I think it's wonderful that Medicare covers test strips and lancets for diabetics. My only complaint is why do they have to have such strict prescription requirements. I fully understand the need to have specific directions, quantities, and a diagnosis code as to whether the patient requires insulin or not. I don't understand why pharmacists can't take that information over the phone.
Why can pharmacists accept a phoned in prescription for Vicodin or Lortab, but we need a hard copy (faxed or brought into us) in order to bill Medicare for test strips and lancets? Why are there no requirements like this for Medicaid? What makes Medicare different than Medicaid in this regard?
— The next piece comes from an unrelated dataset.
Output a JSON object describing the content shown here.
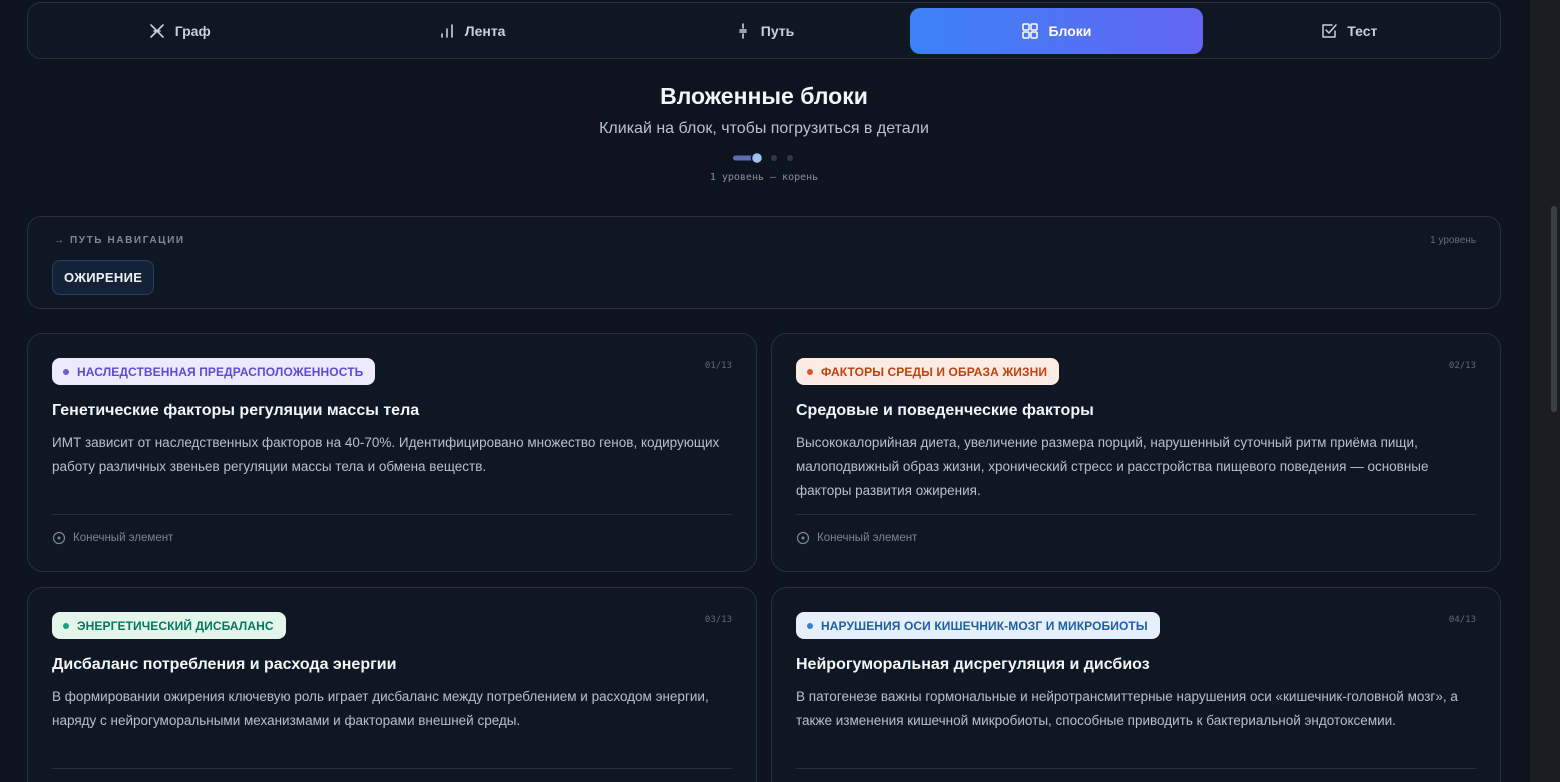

It's really just a giant pain in the ass, and it inconveniences both patients and doctors. What often happens is that the patient will call the pharmacy and use the telefill to ask for a refill on their test strips. Our, and many other pharmacies', telefill system will automatically fax the doctor a renewal request if the patient is out of refills. The doctor's office will get the request, and in a day or so, they'll fax the approval back to us.
This creates a problem because when we go to process the approved refill, we'll realize that the patient has Medicare. Therefore, we need to contact the doctor's office again for a new script that has all those wonderful Medicare requirements (specific product, quantity, directions, diagnosis code). Getting verbal confirmation over the phone simply isn't good enough, so we have to wait for the doctor to send the Medicare compliant prescription to us before we can fill it.
I just don't understand why all of this can't be accomplished with a phone call and the pharmacist documenting on the script the proper directions, quantity, and diagnosis code. Why does it have to be directly from the prescriber? Like I said, if we can get verbal confirmation of a Vicodin script, what's the harm in allowing it on a Medicare prescription? It's just a waste of time, in my opinion.